The study was approved by the institutional review board (HYMC0167-24).

Statistical analysis

Data from January 2016 through August 2025 were analyzed, excluding calendar years 2020–2021. Incidence was summarized as monthly counts and normalized to the relevant denominators, expressed as rates per 1,000 admissions for POA events and per 10,000 hospital-days for hospital-acquired events. Hospital-days comprised patient-days from four internal-medicine wards, two surgical wards, two orthopedic wards, neurology, urology, and two intensive-care units.

For descriptive purposes, mean and median monthly rates and overall incidence were calculated by study phase. Temporal associations were evaluated using interrupted time-series (ITS) regression with quasi-Poisson models (log link) and an exposure offset (log[admissions] for POA series; log[hospital-days] for acquired outcomes). Overdispersion was accommodated by the quasi-Poisson variance function.

Segmented ITS models were prespecified to assess changes across key implementation milestones, focusing on the recent period of January 2022–August 2025. For intervention-targeted outcomes (Figures 2A and B), we used a two-breakpoint segmented regression reflecting enhanced screening implementation (January 2023) and full implementation including cohorting (July 2023). To allow for an abrupt but potentially transient perturbation at the time of screening introduction, a January 2023 pulse (temporary-level change) indicator was included. The model was specified as:

\begin{align} Log\, E(Yt) = & {\beta _0} + {\beta _1}t + {\beta _2}I(t = {\tau _1}) + {\beta _3}(t - {\tau _1} + 1) \cr \\ & + {\beta _4}I(t \ge {\tau _2}) + {\beta _5}(t - {\tau _2} + 1) + log(exposuret) \cr \end{align}

where Yt is the monthly count, t is the month index, τ₁ and τ₂ denote January 2023 and July 2023, I() is an indicator function, (x)₊ = max(x,0), and exposure_t is the monthly denominator.

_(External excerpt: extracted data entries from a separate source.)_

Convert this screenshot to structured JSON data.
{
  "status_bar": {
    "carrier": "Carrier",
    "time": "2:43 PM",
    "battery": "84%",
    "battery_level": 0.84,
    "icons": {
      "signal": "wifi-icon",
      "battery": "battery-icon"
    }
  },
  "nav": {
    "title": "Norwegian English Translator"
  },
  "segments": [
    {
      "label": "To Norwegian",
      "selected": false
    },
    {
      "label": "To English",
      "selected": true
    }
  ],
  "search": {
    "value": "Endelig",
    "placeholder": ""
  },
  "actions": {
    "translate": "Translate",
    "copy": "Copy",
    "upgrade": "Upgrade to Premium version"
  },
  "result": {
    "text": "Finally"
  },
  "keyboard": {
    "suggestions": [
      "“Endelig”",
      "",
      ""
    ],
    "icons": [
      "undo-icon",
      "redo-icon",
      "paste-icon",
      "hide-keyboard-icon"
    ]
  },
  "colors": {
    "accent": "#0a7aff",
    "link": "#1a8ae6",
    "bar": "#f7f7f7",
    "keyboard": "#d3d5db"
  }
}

In contrast, for the POA-clinical CRAB series (Figure 3A), which was not affected by the intervention, we prespecified a trend-only model (time and exposure offset, without breakpoint terms).

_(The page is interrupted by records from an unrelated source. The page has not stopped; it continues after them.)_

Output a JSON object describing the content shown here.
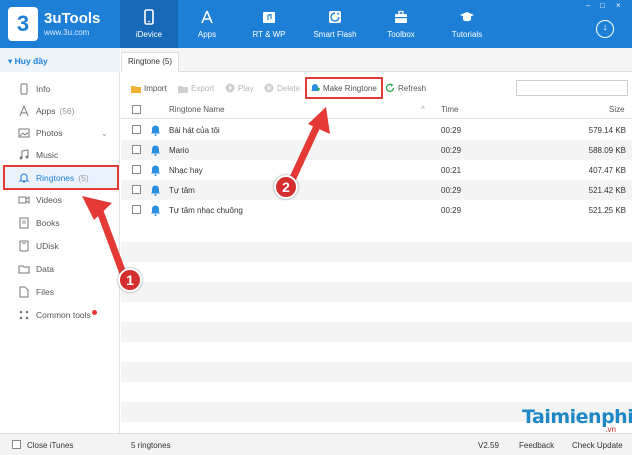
{
  "app": {
    "name": "3uTools",
    "url": "www.3u.com",
    "logo_glyph": "3"
  },
  "nav": [
    {
      "label": "iDevice",
      "icon": "phone-icon",
      "active": true
    },
    {
      "label": "Apps",
      "icon": "app-store-icon"
    },
    {
      "label": "RT & WP",
      "icon": "ringtone-wallpaper-icon"
    },
    {
      "label": "Smart Flash",
      "icon": "flash-icon"
    },
    {
      "label": "Toolbox",
      "icon": "toolbox-icon"
    },
    {
      "label": "Tutorials",
      "icon": "graduation-cap-icon"
    }
  ],
  "download_icon": "↓",
  "sidebar": {
    "device_name": "Huy đầy",
    "items": [
      {
        "label": "Info",
        "count": "",
        "icon": "phone-outline-icon"
      },
      {
        "label": "Apps",
        "count": "(56)",
        "icon": "apps-icon"
      },
      {
        "label": "Photos",
        "count": "",
        "icon": "photos-icon"
      },
      {
        "label": "Music",
        "count": "",
        "icon": "music-icon"
      },
      {
        "label": "Ringtones",
        "count": "(5)",
        "icon": "bell-icon",
        "active": true
      },
      {
        "label": "Videos",
        "count": "",
        "icon": "video-icon"
      },
      {
        "label": "Books",
        "count": "",
        "icon": "book-icon"
      },
      {
        "label": "UDisk",
        "count": "",
        "icon": "disk-icon"
      },
      {
        "label": "Data",
        "count": "",
        "icon": "folder-icon"
      },
      {
        "label": "Files",
        "count": "",
        "icon": "file-icon"
      },
      {
        "label": "Common tools",
        "count": "",
        "icon": "tools-icon"
      }
    ]
  },
  "tab": {
    "label": "Ringtone (5)"
  },
  "toolbar": {
    "import": "Import",
    "export": "Export",
    "play": "Play",
    "delete": "Delete",
    "make_ringtone": "Make Ringtone",
    "refresh": "Refresh"
  },
  "table": {
    "columns": {
      "name": "Ringtone Name",
      "time": "Time",
      "size": "Size"
    },
    "rows": [
      {
        "name": "Bài hát của tôi",
        "time": "00:29",
        "size": "579.14 KB"
      },
      {
        "name": "Mario",
        "time": "00:29",
        "size": "588.09 KB"
      },
      {
        "name": "Nhạc hay",
        "time": "00:21",
        "size": "407.47 KB"
      },
      {
        "name": "Tự tâm",
        "time": "00:29",
        "size": "521.42 KB"
      },
      {
        "name": "Tự tâm nhạc chuông",
        "time": "00:29",
        "size": "521.25 KB"
      }
    ]
  },
  "status": {
    "close_itunes": "Close iTunes",
    "count": "5 ringtones",
    "version": "V2.59",
    "feedback": "Feedback",
    "check_update": "Check Update"
  },
  "annotations": {
    "badge1": "1",
    "badge2": "2"
  },
  "watermark": {
    "text": "Taimienphi",
    "sub": ".vn"
  },
  "colors": {
    "accent": "#1e7fd7",
    "highlight": "#e53935",
    "badge": "#d32f2f"
  }
}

For acquired clinical CRAB (Figure 3B), we specified a single-break segmented ITS model in July 2023, as screening introduction could not plausibly affect hospital-acquired clinical cases, whereas the cohorting-based intervention could.

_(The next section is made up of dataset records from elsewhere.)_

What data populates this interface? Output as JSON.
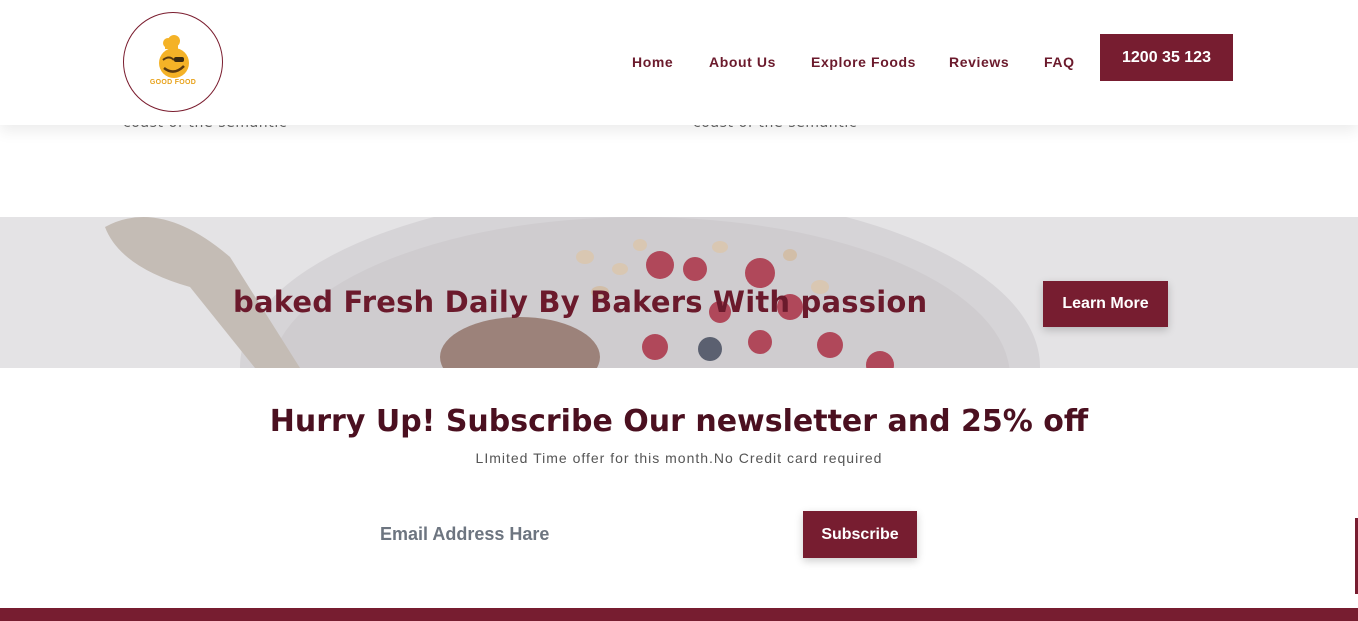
{
  "background_text": {
    "left": "coast of the semantic",
    "right": "coast of the semantic"
  },
  "header": {
    "logo_text": "GOOD FOOD",
    "nav": [
      {
        "label": "Home"
      },
      {
        "label": "About Us"
      },
      {
        "label": "Explore Foods"
      },
      {
        "label": "Reviews"
      },
      {
        "label": "FAQ"
      }
    ],
    "phone_label": "1200 35 123"
  },
  "banner": {
    "title": "baked Fresh Daily By Bakers With passion",
    "button_label": "Learn More"
  },
  "newsletter": {
    "title": "Hurry Up! Subscribe Our newsletter and 25% off",
    "subtitle": "LImited Time offer for this month.No Credit card required",
    "email_placeholder": "Email Address Hare",
    "button_label": "Subscribe"
  },
  "colors": {
    "brand": "#771d30",
    "logo_accent": "#e8a21a",
    "banner_bg": "#e4e3e5"
  },
  "icons": {
    "logo": "chef-emoji-logo-icon"
  }
}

Incidence-rate ratios (IRRs) with 95% confidence intervals (CIs) were reported for baseline level and for level and slope changes at each intervention phase; segment-specific monthly slopes were derived from linear combinations of the relevant coefficients. Model-based fitted values were used to generate the plotted lines, and shaded ribbons represent pointwise 95% CIs.

Heteroskedasticity- and autocorrelation-consistent (HAC) covariance estimators (sandwich vcovHAC) provided robust standard errors and 95% CIs. As a sensitivity analysis, Newey–West standard errors (lag = 6) were also computed and yielded similar inference, supporting model stability. Residual autocorrelation was assessed using Durbin–Watson and Ljung–Box tests on Pearson residuals; HAC-based inference was retained throughout for robustness and consistency across models.

For acquired-clinical CRAB, we estimated cases averted using two complementary counterfactual approaches. First, we compared two epidemiologically stable periods—January–December 2022 (baseline) and July 2023–August 2025 (steady-state postimplementation), excluding the January–June 2023 transition—and calculated the expected number of postcohorting cases by applying the baseline rate to postcohorting hospital days. Second, using the single-break ITS model, we generated a model-based counterfactual in which the July-2023 level and slope were set to zero; predicted postintervention counts under this “no-bundle” scenario were summed and compared with the observed counts.

All analyses were conducted in R 4.4.0 (R Foundation, Vienna) using packages MASS, lmtest, sandwich, dplyr, lubridate, zoo, and ggplot2. ChatGPT (OpenAI, San Francisco, CA) was used as an interactive programming assistant to refine R code syntax and documentation; all analyses and model outputs were independently verified by the authors.